Las vías nacionales a la emancipación

28 de julio de 2015

En una reciente discusión acerca del legado teórico de Ernesto Laclau, el filósofo italiano Toni Negri negó que el curso emancipatorio emprendido en América Latina en los últimos 20 años se haya basado sobre la identidad nacional y el redescubrimiento de la importancia del Estado-Nación. Según Negri, el movimiento progresista latinoamericano se ha empeñado más bien en superar el ámbito nacional. La referencia es a la escala continental, contexto hacia el cual habrían convergido tanto gobiernos como movimientos sociales.

Me parece que la de Negri es una diagnosis bastante equivocada, diagnosis que responde más al antiguo vicio de forzar la realidad para que encaje en la teoría que a un análisis riguroso de los fenómenos políticos.

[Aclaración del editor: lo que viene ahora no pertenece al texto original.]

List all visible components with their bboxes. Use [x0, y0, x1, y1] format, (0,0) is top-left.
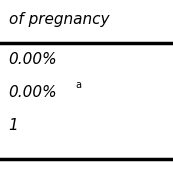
Text: of pregnancy: of pregnancy	[9, 12, 109, 27]
Text: 0.00%: 0.00%	[9, 52, 57, 67]
Text: 1: 1	[9, 118, 18, 133]
Text: 0.00%: 0.00%	[9, 85, 57, 100]
Text: a: a	[75, 80, 81, 90]
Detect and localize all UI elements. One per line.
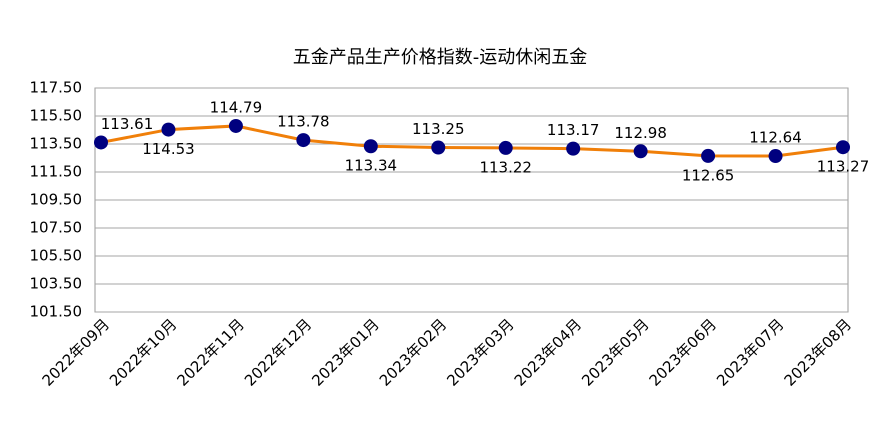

Una nueva voluntad popular ha sido forjada en cada país, gracias a luchas eminentemente nacionales, hechas de referencias locales, declinadas a las relaciones de fuerza vigentes en los diferentes contextos y explícitamente orientadas a la captura de los dispositivos estatales. La reivindicación de mayor soberanía nacional ha sido uno de los sellos distintivos de estos procesos y no es una casualidad que los gobiernos hayan fortalecido los Estados, empoderándolos a fin de que pudiesen mediar con mayor efectividad las presiones de los mercados mundiales.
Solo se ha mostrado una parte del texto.